I’m sorry but does Eric really think a NINE YEAR OLD blog post can or should be held to the same standard as a published scientific paper?  Apparently so but only because it allowed him to completely avoid addressing my issue with Brad’s paper.  It was a guru deflection and nothing more.   He has never since addressed a single criticism I have levied against Brad’s paper.  NOT ONE.

More than that it was a blindside.  Eric has been a colleague and I guess friend for many years.

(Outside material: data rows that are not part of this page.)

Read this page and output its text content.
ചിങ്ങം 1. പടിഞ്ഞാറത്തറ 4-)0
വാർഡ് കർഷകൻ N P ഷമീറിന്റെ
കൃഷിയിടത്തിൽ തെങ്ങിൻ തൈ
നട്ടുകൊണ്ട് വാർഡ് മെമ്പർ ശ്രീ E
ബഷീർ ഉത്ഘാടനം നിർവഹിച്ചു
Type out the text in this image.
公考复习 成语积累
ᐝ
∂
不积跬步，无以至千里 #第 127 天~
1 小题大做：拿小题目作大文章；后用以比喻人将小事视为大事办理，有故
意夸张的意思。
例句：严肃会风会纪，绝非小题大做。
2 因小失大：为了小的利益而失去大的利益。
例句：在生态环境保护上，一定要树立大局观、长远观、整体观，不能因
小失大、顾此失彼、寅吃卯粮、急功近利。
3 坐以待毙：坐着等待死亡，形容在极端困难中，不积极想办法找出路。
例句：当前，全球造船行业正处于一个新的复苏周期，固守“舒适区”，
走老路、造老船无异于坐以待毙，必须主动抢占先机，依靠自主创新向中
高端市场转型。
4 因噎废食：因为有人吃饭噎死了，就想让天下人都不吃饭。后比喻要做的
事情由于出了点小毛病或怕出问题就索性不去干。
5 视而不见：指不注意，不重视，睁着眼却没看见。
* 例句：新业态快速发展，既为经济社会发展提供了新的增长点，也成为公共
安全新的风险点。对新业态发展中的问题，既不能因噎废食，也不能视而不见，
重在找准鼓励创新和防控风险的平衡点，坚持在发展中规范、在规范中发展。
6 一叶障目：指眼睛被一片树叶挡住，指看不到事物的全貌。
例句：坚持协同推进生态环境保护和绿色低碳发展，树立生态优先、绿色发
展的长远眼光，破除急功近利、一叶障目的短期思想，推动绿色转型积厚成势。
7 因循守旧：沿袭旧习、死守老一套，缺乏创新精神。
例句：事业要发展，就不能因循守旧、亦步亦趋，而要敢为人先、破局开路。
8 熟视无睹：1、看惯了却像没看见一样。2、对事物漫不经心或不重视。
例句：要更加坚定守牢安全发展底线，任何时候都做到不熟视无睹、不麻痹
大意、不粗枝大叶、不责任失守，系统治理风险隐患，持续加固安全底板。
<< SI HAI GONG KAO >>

I edited his books, he contributed a lot to The Women’s Book including an appendix on peak week and making weight.  He could have told me about this error any time in the last half decade.  Instead, he apparently saved it up for ammunition against me in case he ever needed it.  It would be like me leaving one of the myriad errors in his books in when I edited it to use against him if need arose.  But I didn’t do that.  Because I have intellectual integrity.

Eric has since blocked me on FB and left my group.  Again it’s easy to win an argument when someone can’t defend themselves.  He has apparently claimed it was due to me ‘impugning his integrity’. Sorry, Eric I can’t impugn something that doesn’t exist.  He has acted unprofessionally and, in an effort to defend Brad (with whom he also does seminars with) blindsided a different colleague entirely.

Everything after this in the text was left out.